テレビ視聴トレンドに変化、ネットフリックスなどの配信台頭で

[23日 ロイター] - それほど遠くない過去には、テレビ番組は1時間や1時間半といった1回ごとの放送時間が決まっていて次の回を見るのに視聴者は1週間待たなければならかなった。

米テレビ配信サービスを利用する視聴者の大半はコンテンツを一度に平均4時間視聴するなど、テレビ視聴トレンドが変化している。写真はネットフリックスのロゴ、2014年撮影(2019年 ロイター/Mike Blake)

しかし現在では、会計事務所デロイトによると、メディアや情報技術(IT)企業がこれを覆し、米テレビ配信サービスを利用する視聴者の大半はコンテンツを一度に平均4時間視聴するという。

こうした変化を把握するには、ネットフリックスの状況をみればいい。

この10年の初めには、シリーズ物の番組を一気に見るには、VHSビデオやDVDボックスセットが必要だった。

人気バラエティ番組「サタデー・ナイト・ライブ」を日曜日に見るのが普通になり、視聴者は放送スケジュールを意識しなくなり始めた。
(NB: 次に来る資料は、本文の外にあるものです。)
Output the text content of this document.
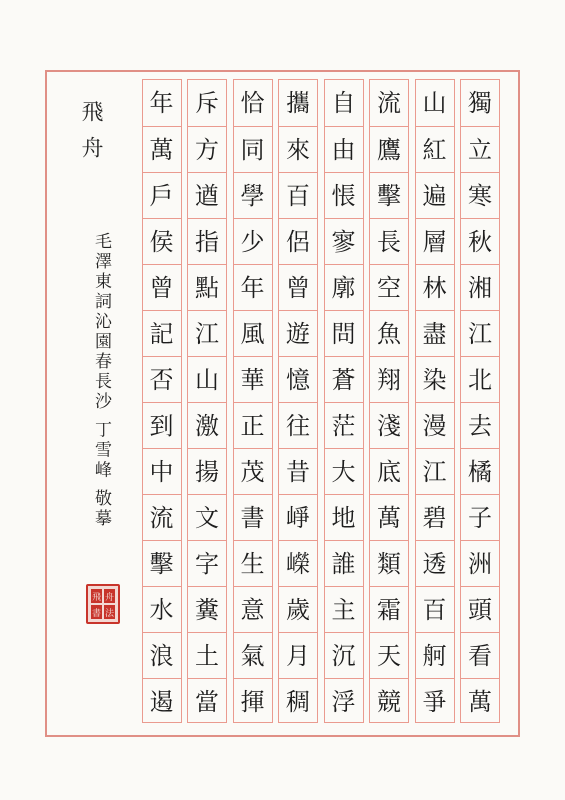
獨
立
寒
秋
湘
江
北
去
橘
子
洲
頭
看
萬
山
紅
遍
層
林
盡
染
漫
江
碧
透
百
舸
爭
流
鷹
擊
長
空
魚
翔
淺
底
萬
類
霜
天
競
自
由
悵
寥
廓
問
蒼
茫
大
地
誰
主
沉
浮
攜
來
百
侶
曾
遊
憶
往
昔
崢
嶸
歲
月
稠
恰
同
學
少
年
風
華
正
茂
書
生
意
氣
揮
斥
方
遒
指
點
江
山
激
揚
文
字
糞
土
當
年
萬
戶
侯
曾
記
否
到
中
流
擊
水
浪
遏
飛舟
毛澤東詞沁園春長沙 丁雪峰 敬摹
飛 舟
書 法
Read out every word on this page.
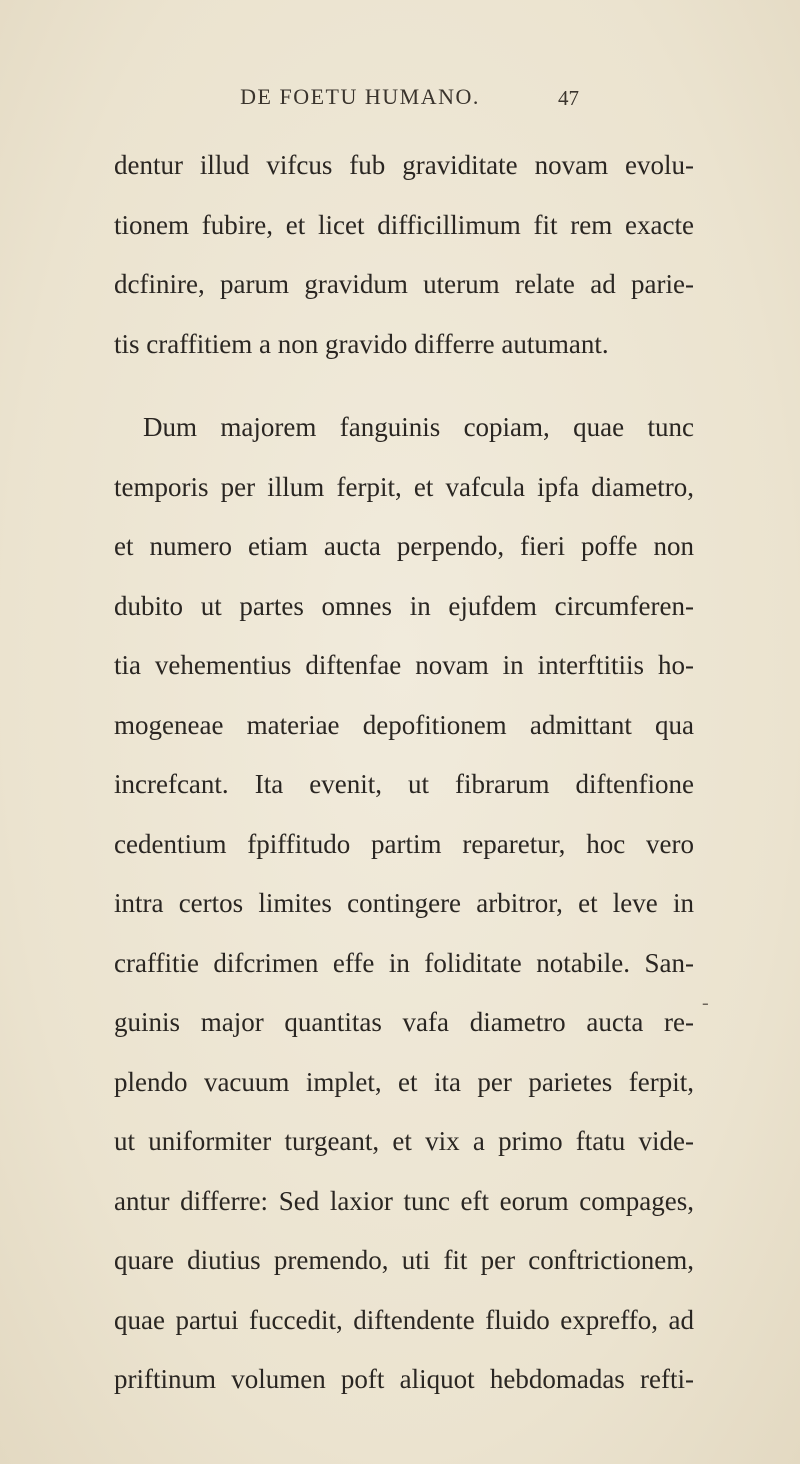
DE FOETU HUMANO.	47
dentur illud vifcus fub graviditate novam evolu-
tionem fubire, et licet difficillimum fit rem exacte
dcfinire, parum gravidum uterum relate ad parie-
tis craffitiem a non gravido differre autumant.
Dum majorem fanguinis copiam, quae tunc
temporis per illum ferpit, et vafcula ipfa diametro,
et numero etiam aucta perpendo, fieri poffe non
dubito ut partes omnes in ejufdem circumferen-
tia vehementius diftenfae novam in interftitiis ho-
mogeneae materiae depofitionem admittant qua
increfcant. Ita evenit, ut fibrarum diftenfione
cedentium fpiffitudo partim reparetur, hoc vero
intra certos limites contingere arbitror, et leve in
craffitie difcrimen effe in foliditate notabile. San-
guinis major quantitas vafa diametro aucta re-
plendo vacuum implet, et ita per parietes ferpit,
ut uniformiter turgeant, et vix a primo ftatu vide-
antur differre: Sed laxior tunc eft eorum compages,
quare diutius premendo, uti fit per conftrictionem,
quae partui fuccedit, diftendente fluido expreffo, ad
priftinum volumen poft aliquot hebdomadas refti-
-
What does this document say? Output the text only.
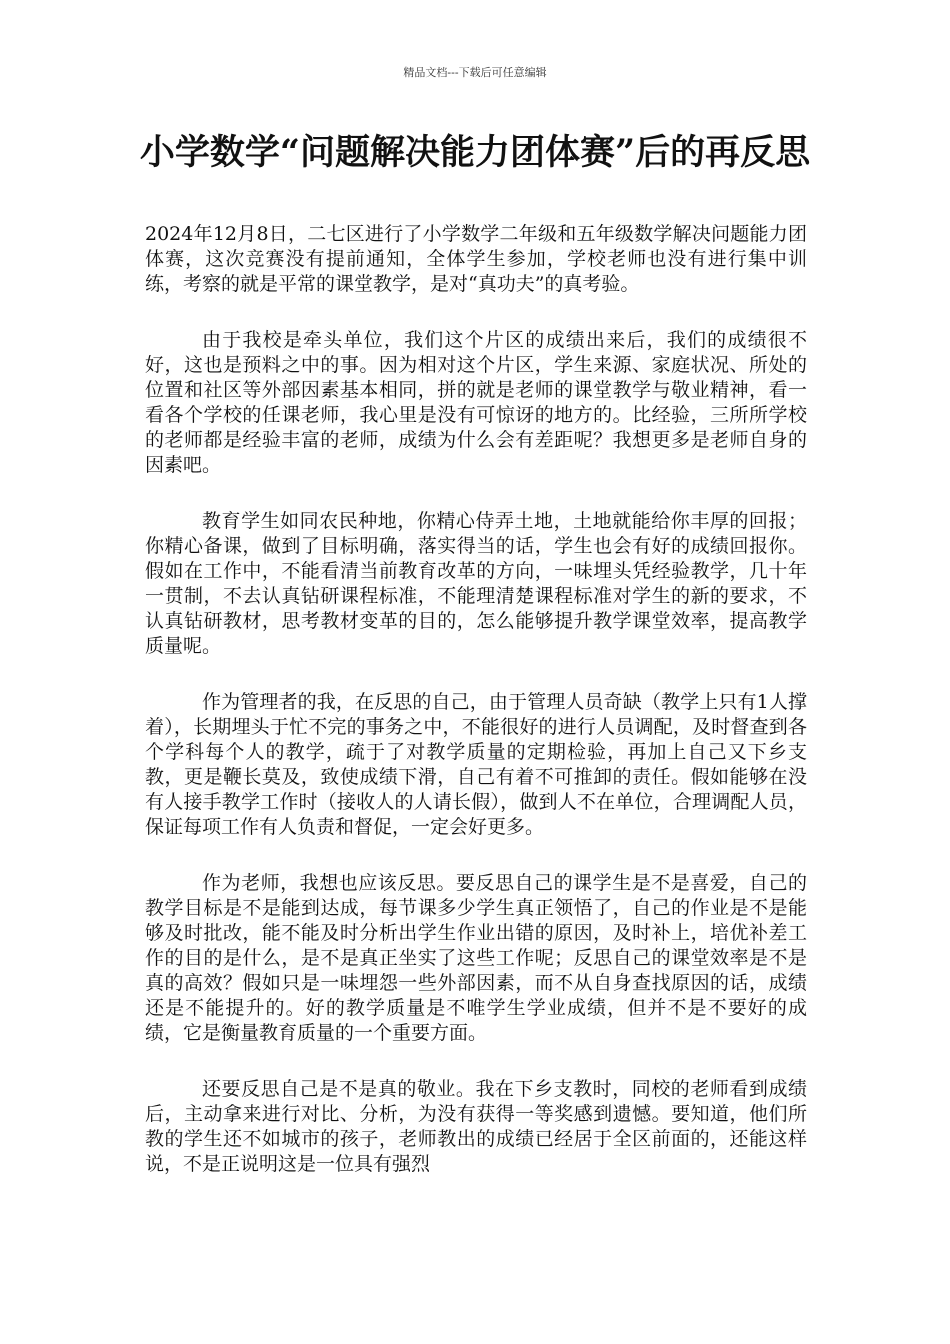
精品文档---下载后可任意编辑
小学数学“问题解决能力团体赛”后的再反思

2024年12月8日，二七区进行了小学数学二年级和五年级数学解决问题能力团体赛，这次竞赛没有提前通知，全体学生参加，学校老师也没有进行集中训练，考察的就是平常的课堂教学，是对“真功夫”的真考验。

由于我校是牵头单位，我们这个片区的成绩出来后，我们的成绩很不好，这也是预料之中的事。因为相对这个片区，学生来源、家庭状况、所处的位置和社区等外部因素基本相同，拼的就是老师的课堂教学与敬业精神，看一看各个学校的任课老师，我心里是没有可惊讶的地方的。比经验，三所所学校的老师都是经验丰富的老师，成绩为什么会有差距呢？我想更多是老师自身的因素吧。

教育学生如同农民种地，你精心侍弄土地，土地就能给你丰厚的回报；你精心备课，做到了目标明确，落实得当的话，学生也会有好的成绩回报你。假如在工作中，不能看清当前教育改革的方向，一味埋头凭经验教学，几十年一贯制，不去认真钻研课程标准，不能理清楚课程标准对学生的新的要求，不认真钻研教材，思考教材变革的目的，怎么能够提升教学课堂效率，提高教学质量呢。

作为管理者的我，在反思的自己，由于管理人员奇缺（教学上只有1人撑着），长期埋头于忙不完的事务之中，不能很好的进行人员调配，及时督查到各个学科每个人的教学，疏于了对教学质量的定期检验，再加上自己又下乡支教，更是鞭长莫及，致使成绩下滑，自己有着不可推卸的责任。假如能够在没有人接手教学工作时（接收人的人请长假），做到人不在单位，合理调配人员，保证每项工作有人负责和督促，一定会好更多。

作为老师，我想也应该反思。要反思自己的课学生是不是喜爱，自己的教学目标是不是能到达成，每节课多少学生真正领悟了，自己的作业是不是能够及时批改，能不能及时分析出学生作业出错的原因，及时补上，培优补差工作的目的是什么，是不是真正坐实了这些工作呢；反思自己的课堂效率是不是真的高效？假如只是一味埋怨一些外部因素，而不从自身查找原因的话，成绩还是不能提升的。好的教学质量是不唯学生学业成绩，但并不是不要好的成绩，它是衡量教育质量的一个重要方面。

还要反思自己是不是真的敬业。我在下乡支教时，同校的老师看到成绩后，主动拿来进行对比、分析，为没有获得一等奖感到遗憾。要知道，他们所教的学生还不如城市的孩子，老师教出的成绩已经居于全区前面的，还能这样说，不是正说明这是一位具有强烈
2010年11月には、2008年に広告付き動画配信サービスとして始動したHulu(フールー)が、特定の番組の全シーズンを含むサブスクリプションサービスを開始。

テレビ放送の視聴者離れがみられ始めたのと同時期にネットフリックスはオリジナルのコンテンツに投資し始めた。

同社は2011年に初のオリジナル作品となる政治スリラー「ハウス・オブ・カード」に関する契約を締結し、2013年2月1日に最初のシーズンの全13話を公開。同年7月には「オレンジ・イズ・ニュー・ブラック」の最初のシーズン作品すべてを配信した。

視聴者は夢中になり、こうした文化的変化は加速。シリーズ物の番組を一気に見ることを意味する「ビンジ・ウォッチ」という言葉は、オックスフォード辞典の「今年の言葉」で2013年に「セルフィー(自撮り写真)」に次ぐ2位だった。

ネットフリックスのテッド・サランドス最高コンテンツ責任者(CCO)は「われわれのデータによると、視聴者の大半は番組の全シーズンを自分のペースで視聴することを望んでいる」と当時語っている。

しかし、このトレンドは再び逆行し始める可能性がある。

AT&Tが近く開始するHBOマックス動画配信サービスは、オリジナル番組の配信を週1話ずつにする見通し。ウォルト・ディズニーのディズニープラスも、スター・ウォーズ関連作品の「マンダロリアン」など新シリーズ作品を週1話ずつ配信している。

メディア企業は昔のように、配信スケジュールを長くすることで視聴者の間で話題となり、共通の体験がより多くもたらされることを期待している。